Впоследствии и эта минута часто вставала в моей душе, особенно в часы усталости, как первообраз глубокого, но живого покоя… Природа ласково манила ребенка в начале его жизни своей нескончаемой, непонятной тайной, как будто обещая где-то в бесконечности глубину познания и блаженство разгадки…

Как, однако, грубо наши слова выражают наши ощущения… В душе есть тоже много непонятного говора, который не выразить грубыми словами, как и речи природы… И это именно то, где душа и природа составляют одно…
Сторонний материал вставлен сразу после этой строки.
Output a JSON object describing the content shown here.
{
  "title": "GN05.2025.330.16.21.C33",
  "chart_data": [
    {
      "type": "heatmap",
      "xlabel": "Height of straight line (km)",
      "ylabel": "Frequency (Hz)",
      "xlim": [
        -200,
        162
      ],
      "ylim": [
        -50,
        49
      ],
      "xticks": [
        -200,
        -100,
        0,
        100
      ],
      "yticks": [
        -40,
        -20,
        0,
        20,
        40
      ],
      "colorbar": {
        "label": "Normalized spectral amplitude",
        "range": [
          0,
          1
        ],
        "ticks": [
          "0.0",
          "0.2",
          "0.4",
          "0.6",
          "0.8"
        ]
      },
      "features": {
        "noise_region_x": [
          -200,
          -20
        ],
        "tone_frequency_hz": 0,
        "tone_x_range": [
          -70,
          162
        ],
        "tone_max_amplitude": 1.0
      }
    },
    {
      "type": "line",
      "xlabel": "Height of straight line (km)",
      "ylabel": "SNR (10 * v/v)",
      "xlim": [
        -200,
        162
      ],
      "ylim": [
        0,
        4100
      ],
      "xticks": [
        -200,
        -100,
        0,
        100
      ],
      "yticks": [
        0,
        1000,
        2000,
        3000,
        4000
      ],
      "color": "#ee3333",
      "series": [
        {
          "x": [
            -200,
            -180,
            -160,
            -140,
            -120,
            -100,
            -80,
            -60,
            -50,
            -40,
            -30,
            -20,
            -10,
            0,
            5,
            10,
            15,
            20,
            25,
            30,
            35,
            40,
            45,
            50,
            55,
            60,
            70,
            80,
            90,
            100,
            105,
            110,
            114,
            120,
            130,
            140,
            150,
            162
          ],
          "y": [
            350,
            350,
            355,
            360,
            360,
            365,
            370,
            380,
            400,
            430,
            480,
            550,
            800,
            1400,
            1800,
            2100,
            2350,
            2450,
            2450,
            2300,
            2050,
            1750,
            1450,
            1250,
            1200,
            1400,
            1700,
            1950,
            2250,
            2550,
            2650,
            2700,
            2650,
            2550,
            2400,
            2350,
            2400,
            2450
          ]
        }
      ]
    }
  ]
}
Все это разрозненные, отдельные впечатления полусознательного существования, не связанные как будто ничем, кроме личного ощущения. Последним из них является переезд на новую квартиру… И даже не переезд (его я не помню, как не помню и прежней квартиры), а опять первое впечатление от «нового дома», от «нового двора и сада». Все это показалось мне новым миром, но странно: затем это воспоминание выпадает из моей памяти. Я вспомнил о нем только уже через несколько лет, и когда вспомнил, то даже удивился, так как мне представлялось в то время, что мы жили в этом доме вечно и что вообще в мире никаких крупных перемен не бывает. Основным фоном моих впечатлений за несколько детских лет является бессознательная уверенность в полной законченности и неизменяемости всего, что меня окружало. Если бы я имел ясное понятие о творении, то, вероятно, сказал бы тогда, что мой отец (которого я знал хромым) так и был создан с палкой в руке, что бабушку бог сотворил именно бабушкой, что мать моя всегда была такая же красивая голубоглазая женщина с русой косой, что даже сарай за домом так и явился на свет покосившимся и с зелеными лишаями на крыше. Это было тихое, устойчивое нарастание жизненных сил, плавно уносившее меня вместе с окружающим мирком, а берега стороннего необъятного мира, по которым можно было бы заметить движение, мне тогда не были видны… И сам я, казалось, всегда был таким же мальчиком с большой головой, причем старший брат был несколько выше меня, а младший ниже… И эти взаимные отношения должны были остаться навсегда… Мы говорили иной раз: «когда мы будем большими», или: «когда мы умрем», но это была глупая фраза, пустая, без живого содержания…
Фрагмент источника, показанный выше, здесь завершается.